1. Background
Amyotrophic Lateral Sclerosis (ALS) is a fatal neurodegenerative disease characterised by the selective loss of upper and lower motor neurons. Bulk-tissue genomic and transcriptomic analyses have revealed major molecular perturbations across neurons and glial cells, but bulk and cell-type specific insights for epigenetic associations with disease are still lacking.
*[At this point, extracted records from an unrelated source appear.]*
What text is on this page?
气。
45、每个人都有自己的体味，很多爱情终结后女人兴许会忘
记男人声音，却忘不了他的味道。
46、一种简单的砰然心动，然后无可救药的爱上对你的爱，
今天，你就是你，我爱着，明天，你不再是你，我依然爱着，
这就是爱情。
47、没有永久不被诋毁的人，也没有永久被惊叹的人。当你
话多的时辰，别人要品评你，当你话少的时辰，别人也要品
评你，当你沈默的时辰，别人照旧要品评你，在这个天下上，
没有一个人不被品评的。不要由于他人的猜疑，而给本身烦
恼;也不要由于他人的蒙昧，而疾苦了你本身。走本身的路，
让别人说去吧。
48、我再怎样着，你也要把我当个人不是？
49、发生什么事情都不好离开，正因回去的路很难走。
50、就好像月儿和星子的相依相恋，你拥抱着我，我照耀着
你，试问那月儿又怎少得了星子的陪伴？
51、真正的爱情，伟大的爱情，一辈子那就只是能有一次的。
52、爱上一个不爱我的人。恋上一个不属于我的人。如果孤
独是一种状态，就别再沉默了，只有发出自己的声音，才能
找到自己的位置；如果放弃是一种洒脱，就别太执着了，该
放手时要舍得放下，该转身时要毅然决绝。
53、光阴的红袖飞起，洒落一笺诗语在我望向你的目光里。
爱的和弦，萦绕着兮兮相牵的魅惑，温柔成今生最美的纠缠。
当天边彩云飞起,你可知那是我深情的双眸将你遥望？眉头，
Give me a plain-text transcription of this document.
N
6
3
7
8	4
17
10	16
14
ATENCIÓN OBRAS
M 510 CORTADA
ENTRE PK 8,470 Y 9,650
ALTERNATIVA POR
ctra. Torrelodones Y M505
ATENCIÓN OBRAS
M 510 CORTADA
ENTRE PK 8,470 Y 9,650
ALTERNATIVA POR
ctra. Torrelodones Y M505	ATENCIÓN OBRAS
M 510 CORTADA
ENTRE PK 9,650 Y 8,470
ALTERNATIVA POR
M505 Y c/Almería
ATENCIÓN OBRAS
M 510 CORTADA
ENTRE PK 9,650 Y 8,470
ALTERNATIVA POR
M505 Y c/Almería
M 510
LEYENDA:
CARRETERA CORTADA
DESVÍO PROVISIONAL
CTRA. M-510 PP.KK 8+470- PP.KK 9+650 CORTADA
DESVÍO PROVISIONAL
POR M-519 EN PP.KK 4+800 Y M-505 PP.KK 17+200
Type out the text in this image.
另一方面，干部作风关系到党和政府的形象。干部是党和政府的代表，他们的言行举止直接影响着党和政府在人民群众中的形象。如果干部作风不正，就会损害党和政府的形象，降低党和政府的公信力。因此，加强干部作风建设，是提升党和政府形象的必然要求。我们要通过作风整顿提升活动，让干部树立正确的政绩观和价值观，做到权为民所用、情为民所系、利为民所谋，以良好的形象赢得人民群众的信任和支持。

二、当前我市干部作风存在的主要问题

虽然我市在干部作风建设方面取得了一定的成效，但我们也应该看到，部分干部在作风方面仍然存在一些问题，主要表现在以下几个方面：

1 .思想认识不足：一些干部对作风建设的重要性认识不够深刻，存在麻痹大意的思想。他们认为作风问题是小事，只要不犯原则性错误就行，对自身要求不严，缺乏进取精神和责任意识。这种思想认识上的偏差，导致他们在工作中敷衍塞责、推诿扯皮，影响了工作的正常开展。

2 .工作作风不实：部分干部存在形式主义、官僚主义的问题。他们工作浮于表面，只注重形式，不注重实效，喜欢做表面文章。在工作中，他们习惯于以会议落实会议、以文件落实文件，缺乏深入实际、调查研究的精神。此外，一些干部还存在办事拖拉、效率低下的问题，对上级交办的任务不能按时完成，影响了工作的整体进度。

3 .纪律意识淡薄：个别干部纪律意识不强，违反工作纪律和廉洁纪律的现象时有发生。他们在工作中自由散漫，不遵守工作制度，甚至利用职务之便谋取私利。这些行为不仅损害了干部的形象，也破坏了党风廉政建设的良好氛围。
We will leverage large-scale existing DNA methylation aware Oxford Nanopore Technologies (ONT) DNA sequencing data from post-mortem samples of ALS cases and controls, as well as our expertise in epigenetic cell type deconvolution to dissect cell-type-specific epigenetic mechanisms involved in disease.
2. Novelty & Importance
This PhD will develop methods to computationally infer and separate cell-type-specific molecular profiles from bulk Nanopore sequencing of ALS brain samples. By integrating non-negative matrix factorisation (NMF), machine learning, and emerging methylation foundation models, we aim to deconvolve complex bulk datasets into constituent cell-type signals – including motor, glutamatergic, dopaminergic, and glial populations. The work will leverage extensive in-house ONT data from Prof Iacoangeli’s group and neuronal nuclei reference methylomes generated in the Marzi Lab, bridging computational and experimental neuroepigenomics.
3. Aims & Objectives
1) Develop three complementary computational cell type deconvolution frameworks for bulk brain ONT data:
• Non-negative matrix factorization
• Deep learning
• Foundation-model fine-tuning
2) Curate and analyse reference ONT methylomes for major neuronal and glial cell types generated using fluorescence-activated nuclear sorting (FANS).
3) Conduct cross-validation and test the performance of this model on other datasets (including AMBRoSIA, TONiC and the MND Biobank).
4) Apply the models to ALS bulk ONT data to uncover cell-type–specific methylation changes linked to disease progression.